Co-owner and PGA player Doug Martin and his fellow golf experts dedicate The Golf Range to the cause of perfect putts and smooth swings. An 8,000-square-foot putting green and short-game area doles out new golf balls for patrons to practice, minimizing misplaced shots and paychecks lost to preteen mini-golf sharks. The indoor putting green guards clubs from the elements, and players sharpen their skills beneath the all-seasons shelter of 37 heated and covered bays. Brush up with The Golf Range's online golf tips before taking to the tee.

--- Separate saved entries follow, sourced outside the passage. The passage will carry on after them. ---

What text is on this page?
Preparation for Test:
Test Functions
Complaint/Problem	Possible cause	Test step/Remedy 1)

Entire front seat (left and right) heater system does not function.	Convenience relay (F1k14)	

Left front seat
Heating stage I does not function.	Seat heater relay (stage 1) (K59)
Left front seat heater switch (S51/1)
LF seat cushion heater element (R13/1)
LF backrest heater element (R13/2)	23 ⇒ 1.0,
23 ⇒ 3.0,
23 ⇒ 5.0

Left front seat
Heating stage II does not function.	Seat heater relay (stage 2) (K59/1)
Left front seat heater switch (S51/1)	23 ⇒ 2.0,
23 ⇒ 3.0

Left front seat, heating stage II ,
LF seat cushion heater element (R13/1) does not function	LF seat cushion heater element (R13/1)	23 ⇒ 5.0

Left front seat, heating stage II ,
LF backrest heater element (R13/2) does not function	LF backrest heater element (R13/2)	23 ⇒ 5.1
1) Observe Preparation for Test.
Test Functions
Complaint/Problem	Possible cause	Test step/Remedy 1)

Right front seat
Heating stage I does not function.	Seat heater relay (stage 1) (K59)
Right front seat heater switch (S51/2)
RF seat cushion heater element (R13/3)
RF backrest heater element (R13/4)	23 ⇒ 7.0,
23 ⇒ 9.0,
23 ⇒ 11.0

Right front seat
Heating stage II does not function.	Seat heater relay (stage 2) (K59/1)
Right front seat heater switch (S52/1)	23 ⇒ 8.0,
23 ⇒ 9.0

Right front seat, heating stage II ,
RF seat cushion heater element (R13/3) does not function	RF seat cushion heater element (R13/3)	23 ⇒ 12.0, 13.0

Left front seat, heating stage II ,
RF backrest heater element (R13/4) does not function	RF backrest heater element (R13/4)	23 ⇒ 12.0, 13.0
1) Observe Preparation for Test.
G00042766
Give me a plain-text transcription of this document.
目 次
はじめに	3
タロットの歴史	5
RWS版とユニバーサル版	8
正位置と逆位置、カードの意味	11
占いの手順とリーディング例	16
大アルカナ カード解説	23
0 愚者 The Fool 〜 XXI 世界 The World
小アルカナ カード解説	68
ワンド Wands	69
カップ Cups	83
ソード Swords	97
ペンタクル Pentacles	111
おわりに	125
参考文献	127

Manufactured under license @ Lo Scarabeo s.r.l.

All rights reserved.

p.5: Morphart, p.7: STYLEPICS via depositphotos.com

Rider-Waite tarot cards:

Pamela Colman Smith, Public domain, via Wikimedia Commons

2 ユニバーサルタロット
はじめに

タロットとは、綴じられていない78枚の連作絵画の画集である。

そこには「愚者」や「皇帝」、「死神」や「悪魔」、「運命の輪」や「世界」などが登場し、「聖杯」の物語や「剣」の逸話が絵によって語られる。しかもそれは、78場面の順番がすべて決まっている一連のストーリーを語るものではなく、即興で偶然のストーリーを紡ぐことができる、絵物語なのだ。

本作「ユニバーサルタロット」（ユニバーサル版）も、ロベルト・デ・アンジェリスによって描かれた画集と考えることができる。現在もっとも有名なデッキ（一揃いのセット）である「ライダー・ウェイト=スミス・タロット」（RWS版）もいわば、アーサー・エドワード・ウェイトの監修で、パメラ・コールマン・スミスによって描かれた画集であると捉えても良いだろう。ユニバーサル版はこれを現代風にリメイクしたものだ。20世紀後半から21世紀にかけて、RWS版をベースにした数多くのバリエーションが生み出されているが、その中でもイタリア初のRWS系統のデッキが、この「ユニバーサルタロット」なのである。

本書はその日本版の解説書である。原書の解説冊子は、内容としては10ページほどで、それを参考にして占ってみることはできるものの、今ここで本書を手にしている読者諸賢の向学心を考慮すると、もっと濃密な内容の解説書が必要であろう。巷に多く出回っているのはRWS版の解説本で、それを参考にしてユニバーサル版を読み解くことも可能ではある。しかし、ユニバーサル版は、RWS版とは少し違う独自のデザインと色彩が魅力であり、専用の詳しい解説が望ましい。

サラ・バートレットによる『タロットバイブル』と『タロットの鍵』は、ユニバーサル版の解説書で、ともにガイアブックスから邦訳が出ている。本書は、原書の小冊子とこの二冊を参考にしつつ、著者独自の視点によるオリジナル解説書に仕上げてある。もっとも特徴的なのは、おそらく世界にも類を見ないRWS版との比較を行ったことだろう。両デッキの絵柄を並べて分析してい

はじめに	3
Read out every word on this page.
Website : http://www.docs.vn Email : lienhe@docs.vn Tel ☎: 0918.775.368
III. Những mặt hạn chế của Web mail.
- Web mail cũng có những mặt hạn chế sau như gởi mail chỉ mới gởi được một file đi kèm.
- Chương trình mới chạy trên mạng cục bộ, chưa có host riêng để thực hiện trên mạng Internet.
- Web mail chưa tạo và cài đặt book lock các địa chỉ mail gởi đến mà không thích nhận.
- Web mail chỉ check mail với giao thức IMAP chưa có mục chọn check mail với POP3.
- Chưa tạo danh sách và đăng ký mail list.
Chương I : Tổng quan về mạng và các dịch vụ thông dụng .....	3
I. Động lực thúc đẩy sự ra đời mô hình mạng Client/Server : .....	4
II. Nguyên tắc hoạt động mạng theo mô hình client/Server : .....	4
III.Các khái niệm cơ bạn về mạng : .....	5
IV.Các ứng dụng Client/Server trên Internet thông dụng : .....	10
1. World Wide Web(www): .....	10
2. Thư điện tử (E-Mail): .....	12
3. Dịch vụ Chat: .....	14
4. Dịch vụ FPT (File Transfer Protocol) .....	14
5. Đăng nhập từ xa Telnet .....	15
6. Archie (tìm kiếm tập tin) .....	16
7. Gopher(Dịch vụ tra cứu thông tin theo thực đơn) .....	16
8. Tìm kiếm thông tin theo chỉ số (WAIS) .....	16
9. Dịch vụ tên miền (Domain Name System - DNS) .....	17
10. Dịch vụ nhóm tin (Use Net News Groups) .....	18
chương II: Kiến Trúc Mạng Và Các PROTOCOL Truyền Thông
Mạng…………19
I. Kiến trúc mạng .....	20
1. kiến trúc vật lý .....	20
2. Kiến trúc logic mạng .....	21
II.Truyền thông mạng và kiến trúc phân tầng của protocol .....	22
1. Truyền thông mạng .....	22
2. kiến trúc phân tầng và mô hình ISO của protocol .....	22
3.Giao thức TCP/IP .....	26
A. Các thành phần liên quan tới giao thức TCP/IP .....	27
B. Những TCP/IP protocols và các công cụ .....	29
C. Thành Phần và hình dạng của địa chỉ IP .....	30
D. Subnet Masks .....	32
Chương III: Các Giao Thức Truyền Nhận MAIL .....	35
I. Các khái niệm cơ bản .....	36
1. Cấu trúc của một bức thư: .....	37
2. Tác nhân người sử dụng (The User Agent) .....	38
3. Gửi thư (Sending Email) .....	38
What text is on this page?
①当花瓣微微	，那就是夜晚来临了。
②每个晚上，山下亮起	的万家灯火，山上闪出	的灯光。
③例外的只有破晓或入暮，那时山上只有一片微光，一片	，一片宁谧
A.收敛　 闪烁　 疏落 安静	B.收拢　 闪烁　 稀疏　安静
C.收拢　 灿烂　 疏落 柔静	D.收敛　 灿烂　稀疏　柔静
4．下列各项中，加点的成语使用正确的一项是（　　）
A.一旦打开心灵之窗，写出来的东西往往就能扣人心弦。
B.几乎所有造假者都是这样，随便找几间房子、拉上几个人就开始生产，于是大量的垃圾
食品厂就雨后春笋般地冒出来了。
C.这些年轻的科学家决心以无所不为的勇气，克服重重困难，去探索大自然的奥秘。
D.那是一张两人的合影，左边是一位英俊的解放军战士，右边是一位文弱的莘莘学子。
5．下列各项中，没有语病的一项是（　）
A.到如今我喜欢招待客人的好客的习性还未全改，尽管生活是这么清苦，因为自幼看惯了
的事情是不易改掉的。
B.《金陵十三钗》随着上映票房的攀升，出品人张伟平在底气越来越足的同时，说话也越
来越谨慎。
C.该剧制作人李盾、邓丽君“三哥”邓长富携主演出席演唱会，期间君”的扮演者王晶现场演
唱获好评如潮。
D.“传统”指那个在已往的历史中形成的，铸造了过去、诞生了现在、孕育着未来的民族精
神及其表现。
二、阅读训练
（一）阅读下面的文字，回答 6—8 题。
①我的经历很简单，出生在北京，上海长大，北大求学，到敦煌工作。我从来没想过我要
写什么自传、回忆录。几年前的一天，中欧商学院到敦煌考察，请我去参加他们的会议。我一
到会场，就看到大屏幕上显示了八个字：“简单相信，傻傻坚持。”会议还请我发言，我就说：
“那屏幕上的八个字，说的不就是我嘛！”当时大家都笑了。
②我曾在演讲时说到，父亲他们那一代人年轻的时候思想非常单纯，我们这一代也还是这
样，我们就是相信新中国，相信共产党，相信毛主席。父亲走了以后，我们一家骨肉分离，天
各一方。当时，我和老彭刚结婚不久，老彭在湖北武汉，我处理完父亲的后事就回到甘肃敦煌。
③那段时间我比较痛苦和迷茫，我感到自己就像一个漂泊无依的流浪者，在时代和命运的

Jump!Zone is an inflatable indoor play center packed with moonwalks, bouncers, and giant slides for children ages 2 to 12. With a pass to six open play sessions, mini-humans can slip on a pair of socks and experience all nine of the facility's bouncy attractions. An 18-foot fire truck makes a great slide and provides an excellent career idea for kids who still haven't decided what they want to be, while the playplace's giant alligator and the Jurassic Adventure Combo help grade-schoolers explore the softer side of everyday predators. Children who prefer stationary entertainment can dominate the air hockey table, leaving their adult counterparts free to recite the periodic table of elements backward in peace.